Fabio Zammit
2026
SentiMalti: A Maltese Sentiment Analysis Dataset and Models
Ian Caruana | Matthew Vella | Fabio Zammit | Kurt Micallef | Claudia Borg
Proceedings of the Fifteenth Language Resources and Evaluation Conference
Ian Caruana | Matthew Vella | Fabio Zammit | Kurt Micallef | Claudia Borg
Proceedings of the Fifteenth Language Resources and Evaluation Conference
We present SentiMalti, a new Maltese social media sentiment resource and accompanying baselines. We scrape user-generated content from YouTube, Reddit, and Facebook, then apply a Maltese-aware preprocessing pipeline (cleaning, personally identifiable information anonymisation, sentence splitting, and sentence-level language filtering) to retain Maltese sentences while tolerating realistic code-switching. The resulting crowdsourced dataset contains 2,327 sentences annotated for positive (39%), negative (31%), and neutral (30%) sentiment. We integrate prior Maltese datasets to create a combined benchmark of 3,772 instances.

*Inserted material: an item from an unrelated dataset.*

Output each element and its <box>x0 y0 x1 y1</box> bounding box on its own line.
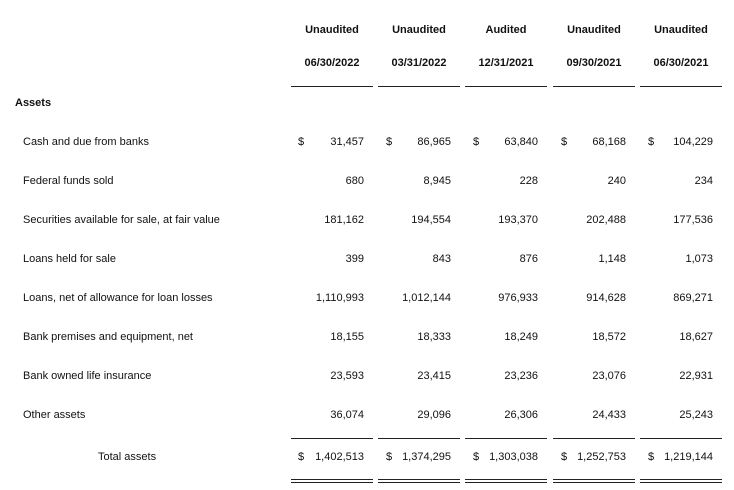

We evaluate fine-tuned encoder models (BERTu, Glot500) and few-shot prompting with instruction-tuned multilingual LLMs (Aya-101, Gemma 2 Instruct 9B). On the full test set, five-shot Aya-101 attains 68.65 macro-F1, closely followed by a fine-tuned BERTu at 68.36 macro-F1. Error analysis reveals complementary strengths: BERTu better separates polarised classes, while Aya-101 tends to over-predict the neutral class. We release the dataset splits, code, and a fine-tuned BERTu model to facilitate further work in Maltese NLP and sentiment analysis.